A esta hora, solo cabe decir que es el momento de estar con las jugadoras. Las Alexia Putellas, Aitana Bonmatí, Cata Coll, Salma Paralluello, Olga Carmona y el resto de la plantilla se ven inmersas en algo más que un conflicto de intereses en el fútbol español. Esto no es un asunto interno de la RFEF. Esto es una fase acelerada de la revolución por los derechos de la mujer y a ellas, para su suerte o para su desgracia, el destino las ha elegido como símbolos y abanderadas de la lucha. De lo que consigan con su plante ante la cúpula federativa puede depender el futuro del feminismo en España. Sobre ellas ha recaído el peso de la historia y por lo que trasciende a los medios de comunicación, con cuentagotas, son perfectamente conscientes de la responsabilidad que pesa sobre sus espaldas.
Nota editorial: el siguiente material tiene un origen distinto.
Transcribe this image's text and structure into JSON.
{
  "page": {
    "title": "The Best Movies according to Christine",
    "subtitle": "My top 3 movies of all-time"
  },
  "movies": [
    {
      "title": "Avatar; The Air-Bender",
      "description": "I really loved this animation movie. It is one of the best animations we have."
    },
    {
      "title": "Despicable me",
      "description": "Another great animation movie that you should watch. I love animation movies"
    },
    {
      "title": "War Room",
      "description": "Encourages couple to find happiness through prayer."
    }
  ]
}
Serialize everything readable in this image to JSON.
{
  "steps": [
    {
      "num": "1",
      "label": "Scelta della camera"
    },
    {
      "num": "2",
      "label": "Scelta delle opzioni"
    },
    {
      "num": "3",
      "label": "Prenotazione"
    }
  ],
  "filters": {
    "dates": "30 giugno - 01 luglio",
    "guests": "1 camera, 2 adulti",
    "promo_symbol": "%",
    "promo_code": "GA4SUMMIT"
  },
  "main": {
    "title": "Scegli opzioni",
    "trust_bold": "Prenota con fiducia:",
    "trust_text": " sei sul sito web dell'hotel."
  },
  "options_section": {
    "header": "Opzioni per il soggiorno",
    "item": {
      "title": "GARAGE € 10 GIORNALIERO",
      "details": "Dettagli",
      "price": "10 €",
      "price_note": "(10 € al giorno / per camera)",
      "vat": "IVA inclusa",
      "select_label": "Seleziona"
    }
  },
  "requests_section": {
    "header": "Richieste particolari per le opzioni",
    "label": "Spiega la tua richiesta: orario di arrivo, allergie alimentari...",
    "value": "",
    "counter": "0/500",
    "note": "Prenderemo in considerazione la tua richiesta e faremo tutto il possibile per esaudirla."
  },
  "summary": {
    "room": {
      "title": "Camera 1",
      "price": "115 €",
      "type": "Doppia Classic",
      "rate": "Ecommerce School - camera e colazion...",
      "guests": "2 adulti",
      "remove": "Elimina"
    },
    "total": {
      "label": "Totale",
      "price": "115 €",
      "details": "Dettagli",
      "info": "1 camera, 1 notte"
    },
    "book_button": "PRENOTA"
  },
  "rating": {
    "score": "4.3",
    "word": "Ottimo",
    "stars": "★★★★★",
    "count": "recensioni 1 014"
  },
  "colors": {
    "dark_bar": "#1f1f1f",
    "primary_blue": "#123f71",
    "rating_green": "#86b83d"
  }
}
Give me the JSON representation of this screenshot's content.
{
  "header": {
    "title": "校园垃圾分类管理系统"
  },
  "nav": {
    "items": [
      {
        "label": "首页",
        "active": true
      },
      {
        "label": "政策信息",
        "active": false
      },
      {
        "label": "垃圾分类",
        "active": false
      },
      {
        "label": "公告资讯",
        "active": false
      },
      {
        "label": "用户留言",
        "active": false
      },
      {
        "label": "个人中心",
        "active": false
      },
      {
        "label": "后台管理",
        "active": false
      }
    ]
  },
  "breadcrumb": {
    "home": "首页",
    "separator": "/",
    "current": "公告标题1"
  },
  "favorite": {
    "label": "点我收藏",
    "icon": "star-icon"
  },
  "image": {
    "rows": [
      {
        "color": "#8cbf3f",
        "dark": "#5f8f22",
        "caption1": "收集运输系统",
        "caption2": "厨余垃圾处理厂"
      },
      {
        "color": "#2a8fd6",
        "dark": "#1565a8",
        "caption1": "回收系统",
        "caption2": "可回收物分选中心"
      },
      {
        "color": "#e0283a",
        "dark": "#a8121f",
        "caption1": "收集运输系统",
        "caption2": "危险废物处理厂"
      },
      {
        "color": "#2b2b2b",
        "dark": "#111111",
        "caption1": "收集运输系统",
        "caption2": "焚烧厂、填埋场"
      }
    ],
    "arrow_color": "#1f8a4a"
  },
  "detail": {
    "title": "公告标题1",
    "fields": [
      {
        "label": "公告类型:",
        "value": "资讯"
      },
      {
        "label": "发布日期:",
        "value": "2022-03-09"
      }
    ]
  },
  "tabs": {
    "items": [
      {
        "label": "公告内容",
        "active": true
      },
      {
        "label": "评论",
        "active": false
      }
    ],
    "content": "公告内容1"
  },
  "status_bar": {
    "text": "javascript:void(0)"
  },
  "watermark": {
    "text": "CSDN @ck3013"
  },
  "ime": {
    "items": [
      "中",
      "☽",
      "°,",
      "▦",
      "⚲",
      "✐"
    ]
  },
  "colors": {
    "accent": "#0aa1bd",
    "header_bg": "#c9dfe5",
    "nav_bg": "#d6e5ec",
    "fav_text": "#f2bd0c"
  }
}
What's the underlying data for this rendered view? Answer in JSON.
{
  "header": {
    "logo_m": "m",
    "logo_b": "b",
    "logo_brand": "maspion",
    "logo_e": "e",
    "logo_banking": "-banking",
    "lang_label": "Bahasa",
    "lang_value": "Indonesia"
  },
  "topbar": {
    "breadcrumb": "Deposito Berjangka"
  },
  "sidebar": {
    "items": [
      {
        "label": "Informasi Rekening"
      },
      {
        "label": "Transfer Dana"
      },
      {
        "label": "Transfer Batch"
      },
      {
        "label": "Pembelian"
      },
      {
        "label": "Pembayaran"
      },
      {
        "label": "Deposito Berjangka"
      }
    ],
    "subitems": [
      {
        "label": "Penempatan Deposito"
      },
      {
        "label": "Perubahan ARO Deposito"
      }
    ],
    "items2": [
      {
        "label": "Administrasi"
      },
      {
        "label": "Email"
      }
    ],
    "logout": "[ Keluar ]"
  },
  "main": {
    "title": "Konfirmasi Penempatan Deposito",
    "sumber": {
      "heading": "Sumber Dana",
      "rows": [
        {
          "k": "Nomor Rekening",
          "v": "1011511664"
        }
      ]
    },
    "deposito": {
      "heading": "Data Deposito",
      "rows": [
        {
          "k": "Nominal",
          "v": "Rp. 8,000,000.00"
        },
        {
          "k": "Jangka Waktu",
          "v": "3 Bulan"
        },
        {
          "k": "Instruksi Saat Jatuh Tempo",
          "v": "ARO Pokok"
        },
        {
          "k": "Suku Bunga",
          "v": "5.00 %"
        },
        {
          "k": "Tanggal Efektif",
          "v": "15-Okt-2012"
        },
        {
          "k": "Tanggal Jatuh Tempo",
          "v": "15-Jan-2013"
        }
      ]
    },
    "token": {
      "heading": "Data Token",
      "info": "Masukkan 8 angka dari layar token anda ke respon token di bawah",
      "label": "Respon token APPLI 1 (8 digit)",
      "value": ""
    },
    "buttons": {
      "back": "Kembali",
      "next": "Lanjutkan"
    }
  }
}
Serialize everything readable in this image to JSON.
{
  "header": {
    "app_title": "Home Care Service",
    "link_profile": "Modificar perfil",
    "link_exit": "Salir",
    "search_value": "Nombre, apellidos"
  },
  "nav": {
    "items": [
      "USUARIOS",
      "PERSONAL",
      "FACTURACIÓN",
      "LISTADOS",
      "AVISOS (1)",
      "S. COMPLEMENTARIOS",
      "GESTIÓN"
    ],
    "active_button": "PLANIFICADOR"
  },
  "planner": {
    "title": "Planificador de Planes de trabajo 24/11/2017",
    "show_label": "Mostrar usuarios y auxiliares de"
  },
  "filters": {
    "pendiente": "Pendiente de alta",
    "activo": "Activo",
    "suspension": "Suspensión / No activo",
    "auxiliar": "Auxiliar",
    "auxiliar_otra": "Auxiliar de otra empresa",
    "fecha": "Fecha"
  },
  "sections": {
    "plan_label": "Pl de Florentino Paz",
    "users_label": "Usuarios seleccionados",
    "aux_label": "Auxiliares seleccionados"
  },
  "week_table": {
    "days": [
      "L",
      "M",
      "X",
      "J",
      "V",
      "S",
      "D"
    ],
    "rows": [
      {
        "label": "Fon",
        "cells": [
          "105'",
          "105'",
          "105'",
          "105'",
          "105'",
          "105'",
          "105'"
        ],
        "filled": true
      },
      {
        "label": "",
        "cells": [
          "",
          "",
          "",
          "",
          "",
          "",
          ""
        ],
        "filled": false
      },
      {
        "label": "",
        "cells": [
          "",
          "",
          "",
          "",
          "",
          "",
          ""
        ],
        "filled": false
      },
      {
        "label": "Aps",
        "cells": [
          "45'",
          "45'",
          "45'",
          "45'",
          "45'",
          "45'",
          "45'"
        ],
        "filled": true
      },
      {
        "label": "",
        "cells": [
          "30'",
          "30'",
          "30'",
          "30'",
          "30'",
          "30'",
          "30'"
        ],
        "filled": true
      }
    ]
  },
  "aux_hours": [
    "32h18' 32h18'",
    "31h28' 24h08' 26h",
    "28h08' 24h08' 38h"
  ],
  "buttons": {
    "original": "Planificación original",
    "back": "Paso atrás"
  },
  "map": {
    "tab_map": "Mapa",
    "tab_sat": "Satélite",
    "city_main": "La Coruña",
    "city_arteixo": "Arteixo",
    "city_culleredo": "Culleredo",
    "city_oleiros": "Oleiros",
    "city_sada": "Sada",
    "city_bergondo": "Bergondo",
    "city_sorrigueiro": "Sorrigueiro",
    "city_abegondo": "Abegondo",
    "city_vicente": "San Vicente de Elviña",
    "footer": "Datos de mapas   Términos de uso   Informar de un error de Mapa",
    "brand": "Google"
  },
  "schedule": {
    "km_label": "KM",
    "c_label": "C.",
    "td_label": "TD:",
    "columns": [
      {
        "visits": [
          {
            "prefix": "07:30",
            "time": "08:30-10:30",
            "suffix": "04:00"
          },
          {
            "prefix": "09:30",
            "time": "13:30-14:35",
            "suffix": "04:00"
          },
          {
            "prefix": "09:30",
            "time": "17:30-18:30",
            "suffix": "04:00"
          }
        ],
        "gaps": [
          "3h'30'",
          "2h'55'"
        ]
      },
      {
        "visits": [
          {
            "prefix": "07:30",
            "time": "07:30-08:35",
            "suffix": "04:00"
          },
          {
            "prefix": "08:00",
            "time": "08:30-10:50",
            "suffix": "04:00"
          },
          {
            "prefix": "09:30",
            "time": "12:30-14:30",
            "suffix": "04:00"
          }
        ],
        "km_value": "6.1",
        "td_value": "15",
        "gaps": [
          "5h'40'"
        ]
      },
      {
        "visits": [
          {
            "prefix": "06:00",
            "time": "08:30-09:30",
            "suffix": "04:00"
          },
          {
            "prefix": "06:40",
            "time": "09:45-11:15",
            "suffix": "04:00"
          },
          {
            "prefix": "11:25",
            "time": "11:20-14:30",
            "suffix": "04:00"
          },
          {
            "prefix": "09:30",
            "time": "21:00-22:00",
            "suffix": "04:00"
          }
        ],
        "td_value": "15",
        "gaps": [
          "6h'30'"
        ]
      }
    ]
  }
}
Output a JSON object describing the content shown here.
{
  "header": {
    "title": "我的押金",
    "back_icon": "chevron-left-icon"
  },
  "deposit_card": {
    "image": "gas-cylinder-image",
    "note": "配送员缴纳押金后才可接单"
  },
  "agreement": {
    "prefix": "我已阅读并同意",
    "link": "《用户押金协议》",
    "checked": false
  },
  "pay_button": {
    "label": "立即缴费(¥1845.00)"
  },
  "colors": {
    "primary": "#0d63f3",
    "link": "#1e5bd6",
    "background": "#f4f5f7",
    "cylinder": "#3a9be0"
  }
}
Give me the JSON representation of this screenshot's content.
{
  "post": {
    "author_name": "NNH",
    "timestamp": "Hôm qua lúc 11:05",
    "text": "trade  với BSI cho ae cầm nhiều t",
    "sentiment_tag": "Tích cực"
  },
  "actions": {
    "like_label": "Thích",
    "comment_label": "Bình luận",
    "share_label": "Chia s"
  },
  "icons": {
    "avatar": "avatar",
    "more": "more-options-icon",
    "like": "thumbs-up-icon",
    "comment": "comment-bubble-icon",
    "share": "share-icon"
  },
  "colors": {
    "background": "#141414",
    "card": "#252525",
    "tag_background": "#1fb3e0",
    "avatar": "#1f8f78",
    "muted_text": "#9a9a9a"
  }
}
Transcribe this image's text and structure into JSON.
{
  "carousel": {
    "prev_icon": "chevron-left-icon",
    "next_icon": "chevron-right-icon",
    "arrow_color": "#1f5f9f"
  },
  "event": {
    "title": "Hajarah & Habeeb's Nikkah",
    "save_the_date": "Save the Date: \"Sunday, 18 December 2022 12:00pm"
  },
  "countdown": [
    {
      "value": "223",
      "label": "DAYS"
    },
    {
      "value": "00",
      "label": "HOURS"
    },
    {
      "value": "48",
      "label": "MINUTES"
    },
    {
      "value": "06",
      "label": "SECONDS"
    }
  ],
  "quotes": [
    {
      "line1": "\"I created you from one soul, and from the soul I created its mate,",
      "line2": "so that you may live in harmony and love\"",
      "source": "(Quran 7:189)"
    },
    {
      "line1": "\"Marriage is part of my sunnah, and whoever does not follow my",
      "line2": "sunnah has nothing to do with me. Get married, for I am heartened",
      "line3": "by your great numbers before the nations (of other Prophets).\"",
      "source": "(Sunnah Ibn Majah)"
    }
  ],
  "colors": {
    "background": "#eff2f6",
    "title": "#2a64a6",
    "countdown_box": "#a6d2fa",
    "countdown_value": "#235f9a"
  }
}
Sin quererlo ni beberlo (probablemente aún no hayan caído en la cuenta de lo que tienen entre manos) han dejado de ser meras futbolistas para convertirse en activistas, en iconos de una causa, en referentes de la sociedad. Por ese trance del compromiso social contra la discriminación, la intolerancia y la injusticia ya pasaron antes grandes campeones como el boxeador Muhammad Ali, héroe de los negros en su lucha contra la opresión de los blancos; la tenista Billie Jean King, emblema del feminismo; o Yusra Mardini, la nadadora siria embajadora de los refugiados. A buen seguro ninguno de ellos pensó que estaba llamado a tomar parte en una misión tan dura y arriesgada, pero fue lo que les tocó vivir.
Hoy, las jugadoras de la Selección Española femenina de fútbol han cruzado un Rubicón que no tiene vuelta atrás. Su decisión de llegar hasta el final puede suponer que tengan que asumir grandes sacrificios como poner en riesgo una carrera deportiva brillante para la que han estado preparándose toda la vida. Hay que ser muy valiente para tirar por la borda el sueño de aquella niña que empezó dándole patadas a un balón, en el parque, ante las burlas y menosprecios de los pequeños y elitistas varones. Y todo a cambio de lograr un mínimo avance de la sociedad que nadie les agradecerá. De ahí que tengamos la obligación moral de estar junto a ellas. Alguna ya ha empezado a pagar el precio de su rebeldía y su beligerancia. Es el caso de Jenni Hermoso que, bajo el argumento de que debe ser protegida en medio del escándalo por el caso Rubiales, no ha sido convocada para el próximo partido clasificatorio. “¿Protegerme de qué? ¿O de quién?”, se pregunta en las redes sociales, atónita, la víctima de aquel nefasto “piquito” del jefe. La vendetta machirula ya ha comenzado.
El reloj avanza. Los incompetentes no mueven ficha. Siguen instalados en el inmovilismo, resistentes a cambiar, obcecados en seguir manteniendo unos privilegios y unas estructuras machistas, enrocados en una época que ya no es la suya. Creen que el poder les pertenece por derecho divino. Ya tarda Pedro Sánchez en aplicar un 155 deportivo para intervenir esa casa de caciques, patriarcas y plutócratas del fútbol. Aquello de “corrupción en la Federación”, que se grita cada domingo en los estadios, empieza a ser más verdad que nunca. Contra la desigualdad, ni un paso atrás. Se acabó.